Sensors & Transducers


Four questions to ask when ­choosing a vision solution

February 2019 Sensors & Transducers

Many users find vision systems challenging and it can be difficult to know where to start, but there are some simple steps that can help to match the right vision solution to an application. This article describes four questions to ask to help clarify the application requirements.

Vision sensors and smart cameras are some of the most accessible vision technologies, especially for those just getting started with implementing vision solutions in their manufacturing processes. The following questions can help evaluate the application requirements before making a decision:

1. What is the speed of the application? It is important to verify that the vision solution is suited to the speed of the application. The more conditions that need to be inspected, the longer the inspections will take.

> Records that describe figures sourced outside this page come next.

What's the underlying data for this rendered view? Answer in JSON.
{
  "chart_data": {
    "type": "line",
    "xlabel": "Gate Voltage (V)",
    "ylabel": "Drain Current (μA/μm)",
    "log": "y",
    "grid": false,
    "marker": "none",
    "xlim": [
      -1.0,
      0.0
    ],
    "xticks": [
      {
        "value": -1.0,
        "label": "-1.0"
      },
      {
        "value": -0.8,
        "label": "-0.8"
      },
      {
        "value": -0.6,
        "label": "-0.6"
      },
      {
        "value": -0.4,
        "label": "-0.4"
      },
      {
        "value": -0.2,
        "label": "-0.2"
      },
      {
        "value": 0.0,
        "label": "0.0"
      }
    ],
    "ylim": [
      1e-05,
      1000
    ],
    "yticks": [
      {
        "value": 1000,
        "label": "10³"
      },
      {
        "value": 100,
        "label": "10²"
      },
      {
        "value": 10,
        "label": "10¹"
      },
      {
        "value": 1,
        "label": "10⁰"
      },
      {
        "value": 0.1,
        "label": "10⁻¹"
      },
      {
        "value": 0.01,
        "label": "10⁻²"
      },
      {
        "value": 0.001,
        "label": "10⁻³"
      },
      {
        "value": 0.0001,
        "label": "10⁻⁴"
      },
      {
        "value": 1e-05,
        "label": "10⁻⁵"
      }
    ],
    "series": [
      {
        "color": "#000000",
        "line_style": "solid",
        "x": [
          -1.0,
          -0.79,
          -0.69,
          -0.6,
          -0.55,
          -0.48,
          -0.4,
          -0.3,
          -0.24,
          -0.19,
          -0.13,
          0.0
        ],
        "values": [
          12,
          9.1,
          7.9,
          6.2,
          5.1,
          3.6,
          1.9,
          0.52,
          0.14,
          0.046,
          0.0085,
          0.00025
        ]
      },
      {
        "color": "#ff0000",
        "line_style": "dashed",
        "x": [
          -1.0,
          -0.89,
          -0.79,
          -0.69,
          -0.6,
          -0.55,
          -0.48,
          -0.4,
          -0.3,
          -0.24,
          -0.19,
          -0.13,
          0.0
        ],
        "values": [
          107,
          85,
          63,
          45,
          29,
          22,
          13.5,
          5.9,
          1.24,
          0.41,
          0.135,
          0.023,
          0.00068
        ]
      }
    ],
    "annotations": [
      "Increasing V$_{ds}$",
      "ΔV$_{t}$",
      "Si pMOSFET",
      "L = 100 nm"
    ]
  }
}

2. What is the distance from object to sensor? How far away from the objects will the sensor be mounted? A vision sensor should typically be mounted less than 300 mm away from the target. For further distances, a higher-end system may be required.

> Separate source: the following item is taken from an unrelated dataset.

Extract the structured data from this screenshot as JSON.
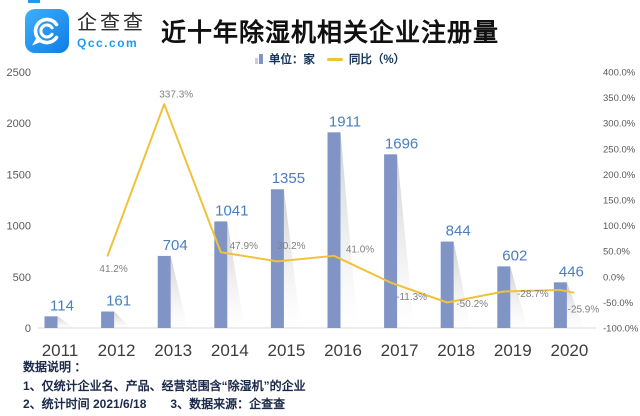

3. What size objects are being inspected? Make sure that the object(s) fit within the viewing window of the vision sensor. Note that vision sensors have a more limited field of view compared to more expensive vision solutions. Therefore, vision sensors work best for small parts, or assemblies with small quantities of parts. If a wider field of view is needed, a smart camera may be a better option, offering more functionality while still being easy to commission and use.

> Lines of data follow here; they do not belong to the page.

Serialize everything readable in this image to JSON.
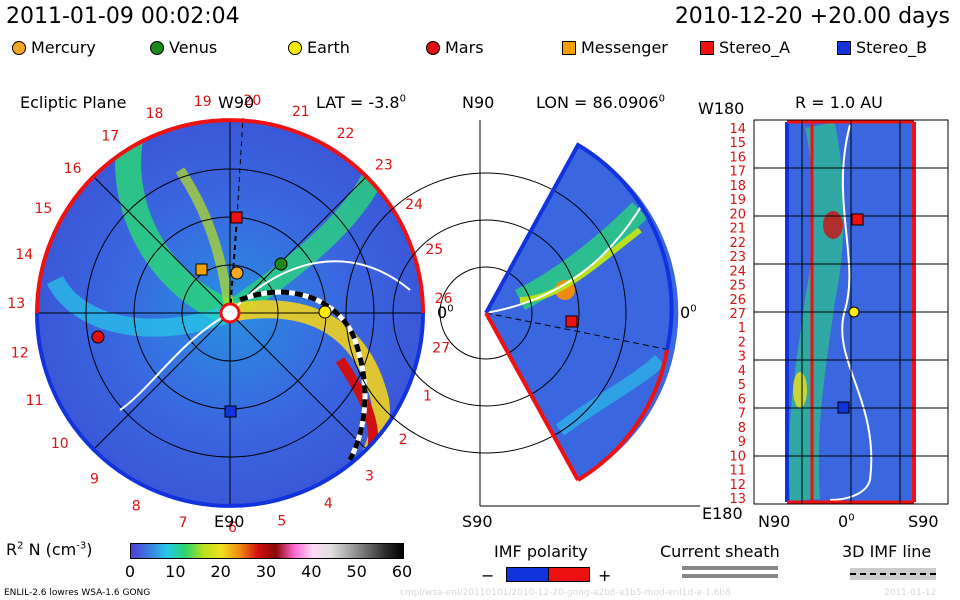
{
  "header": {
    "datetime": "2011-01-09 00:02:04",
    "reference": "2010-12-20 +20.00 days"
  },
  "legend_bodies": [
    {
      "name": "Mercury",
      "color": "#f5a623",
      "shape": "circle"
    },
    {
      "name": "Venus",
      "color": "#1a8a1a",
      "shape": "circle"
    },
    {
      "name": "Earth",
      "color": "#ffee00",
      "shape": "circle"
    },
    {
      "name": "Mars",
      "color": "#e01010",
      "shape": "circle"
    },
    {
      "name": "Messenger",
      "color": "#f5a000",
      "shape": "square"
    },
    {
      "name": "Stereo_A",
      "color": "#ee1111",
      "shape": "square"
    },
    {
      "name": "Stereo_B",
      "color": "#1133dd",
      "shape": "square"
    }
  ],
  "panels": {
    "ecliptic": {
      "title": "Ecliptic Plane",
      "top_label": "W90",
      "bottom_label": "E90",
      "right_label": "0",
      "lat_label": "LAT = -3.8",
      "deg": "0"
    },
    "meridional": {
      "top_label": "N90",
      "bottom_label": "S90",
      "lon_label": "LON = 86.0906",
      "deg": "0",
      "right_label": "0"
    },
    "radial": {
      "top_left": "W180",
      "bottom_left": "E180",
      "r_label": "R = 1.0 AU",
      "x_left": "N90",
      "x_mid": "0",
      "x_right": "S90",
      "deg": "0"
    }
  },
  "carrington_ticks": {
    "outer": [
      "20",
      "21",
      "22",
      "23",
      "24",
      "25",
      "26",
      "27",
      "1",
      "2",
      "3",
      "4",
      "5",
      "6",
      "7",
      "8",
      "9",
      "10",
      "11",
      "12",
      "13",
      "14",
      "15",
      "16",
      "17",
      "18",
      "19"
    ],
    "radial_panel": [
      "14",
      "15",
      "16",
      "17",
      "18",
      "19",
      "20",
      "21",
      "22",
      "23",
      "24",
      "25",
      "26",
      "27",
      "1",
      "2",
      "3",
      "4",
      "5",
      "6",
      "7",
      "8",
      "9",
      "10",
      "11",
      "12",
      "13"
    ]
  },
  "colorbar": {
    "label": "R",
    "label_sup": "2",
    "label_rest": " N (cm",
    "label_sup2": "-3",
    "label_end": ")",
    "ticks": [
      "0",
      "10",
      "20",
      "30",
      "40",
      "50",
      "60"
    ],
    "stops": [
      "#4b3fd6",
      "#3a7de0",
      "#27c9e8",
      "#2bd46a",
      "#b8e01f",
      "#f0e020",
      "#f08a10",
      "#d01010",
      "#8a0808",
      "#ff66d0",
      "#ffd8f6",
      "#e0e0e0",
      "#a8a8a8",
      "#6c6c6c",
      "#2e2e2e",
      "#000000"
    ]
  },
  "legend_bottom": {
    "imf_title": "IMF polarity",
    "minus": "−",
    "plus": "+",
    "sheath_title": "Current sheath",
    "imf3d_title": "3D IMF line"
  },
  "footer": {
    "model": "ENLIL-2.6 lowres WSA-1.6 GONG",
    "run_id": "cmpl/wsa-enl/20110101/2010-12-20-gong-a2b8-a1b5-mod-enl1d-a-1.6b8",
    "date": "2011-01-12"
  },
  "colors": {
    "red_polarity": "#ee1111",
    "blue_polarity": "#1133dd",
    "background_density": "#3a5ee0"
  },
  "icons": [
    "sun-icon"
  ]
}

4. What conditions are being inspected? This is the question where many people struggle when getting started with vision. They know they are looking for a ‘good’ condition, but what counts as good? What are the true pass/fail requirements? For this, evaluate the tolerance for less than perfect parts. One way to do this is to find the ‘best’ bad’part and the ‘worst’ good part and set the tolerances for the sensor at both ends of the spectrum. Setting tolerances is essential for any vision application and will help ensure minimum wastage of parts and material through rejecting parts that should be considered passable – or allowing parts through that should have been rejected.

Next steps

After answering these questions, the next step is to try out a solution. Every vision application is unique, and it is best to try out the device under real-world conditions to make sure it works for the application. Finally, partner with a manufacturer that offers both vision sensors and smart cameras, which makes it simpler to upgrade if needed.